人生の「壁」は自分自身の価値まで揺さぶる
今回の研究が注目したのは、単なる気分の落ち込みではなく「自尊心」です。
自尊心とは簡単にいえば、「自分には価値がある」と自分自身を評価する感覚です。
たとえば試験に落ちても、「今回は失敗した」と考えるだけなら、自分自身への評価までは大きく変わらないかもしれません。
しかし「失敗したのは自分に能力がないからだ」と考えれば、出来事は自分の価値そのものを脅かします。
心理学では、自尊心は他人から受け入れられている感覚や、社会の中での自分の立場とも関係すると考えられています。
そのため、恋人から拒絶されたり、失業によって社会的地位が下がったと感じたりすることは、自尊心にも影響する可能性があります。

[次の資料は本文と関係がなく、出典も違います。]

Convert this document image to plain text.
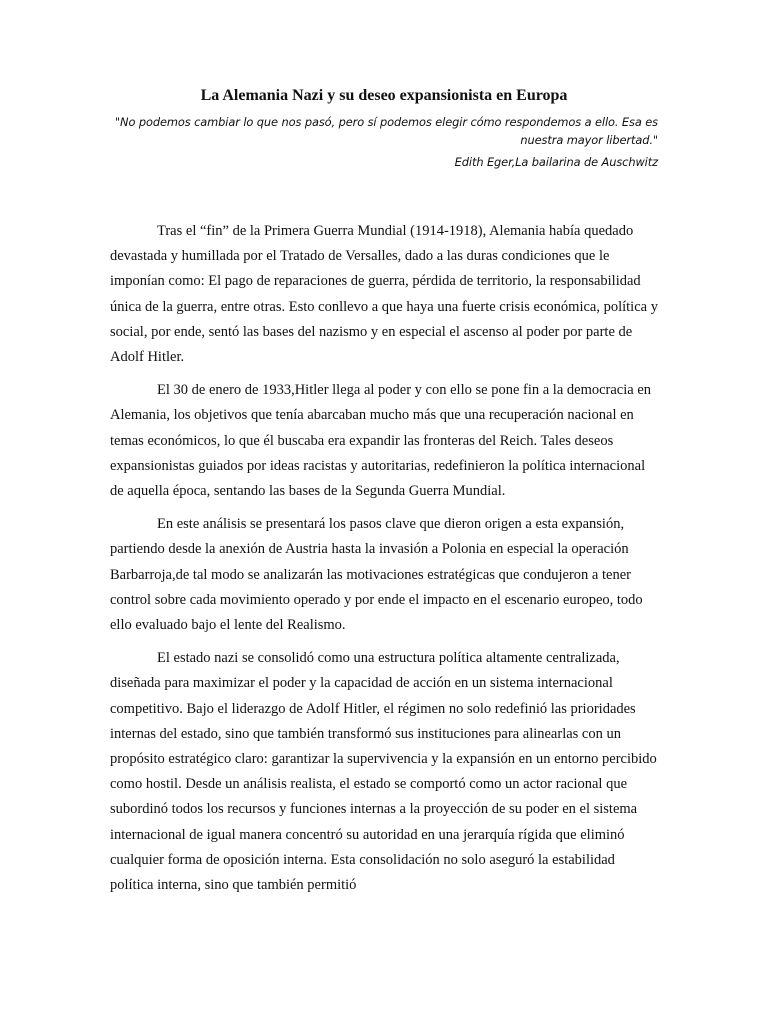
La Alemania Nazi y su deseo expansionista en Europa

"No podemos cambiar lo que nos pasó, pero sí podemos elegir cómo respondemos a ello. Esa es nuestra mayor libertad."

Edith Eger,La bailarina de Auschwitz

Tras el “fin” de la Primera Guerra Mundial (1914-1918), Alemania había quedado devastada y humillada por el Tratado de Versalles, dado a las duras condiciones que le imponían como: El pago de reparaciones de guerra, pérdida de territorio, la responsabilidad única de la guerra, entre otras. Esto conllevo a que haya una fuerte crisis económica, política y social, por ende, sentó las bases del nazismo y en especial el ascenso al poder por parte de Adolf Hitler.

El 30 de enero de 1933,Hitler llega al poder y con ello se pone fin a la democracia en Alemania, los objetivos que tenía abarcaban mucho más que una recuperación nacional en temas económicos, lo que él buscaba era expandir las fronteras del Reich. Tales deseos expansionistas guiados por ideas racistas y autoritarias, redefinieron la política internacional de aquella época, sentando las bases de la Segunda Guerra Mundial.

En este análisis se presentará los pasos clave que dieron origen a esta expansión, partiendo desde la anexión de Austria hasta la invasión a Polonia en especial la operación Barbarroja,de tal modo se analizarán las motivaciones estratégicas que condujeron a tener control sobre cada movimiento operado y por ende el impacto en el escenario europeo, todo ello evaluado bajo el lente del Realismo.

El estado nazi se consolidó como una estructura política altamente centralizada, diseñada para maximizar el poder y la capacidad de acción en un sistema internacional competitivo. Bajo el liderazgo de Adolf Hitler, el régimen no solo redefinió las prioridades internas del estado, sino que también transformó sus instituciones para alinearlas con un propósito estratégico claro: garantizar la supervivencia y la expansión en un entorno percibido como hostil. Desde un análisis realista, el estado se comportó como un actor racional que subordinó todos los recursos y funciones internas a la proyección de su poder en el sistema internacional de igual manera concentró su autoridad en una jerarquía rígida que eliminó cualquier forma de oposición interna. Esta consolidación no solo aseguró la estabilidad política interna, sino que también permitió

研究では、恋愛関係の終了、友人関係の終了、失業、大切な人との死別、重要な試験への不合格のいずれかを最近経験した成人1069人を対象としました。
参加者は研究開始時から24週間後まで計5回、自尊心などを測定する調査に回答しました。
さらに研究チームは、「何が起きたか」だけでなく、「どれほど重大だと感じたか」「予測できたか」「社会的地位が変わったと感じたか」など、出来事に対する本人の受け止め方や、性格特性のビッグファイブについても調べました。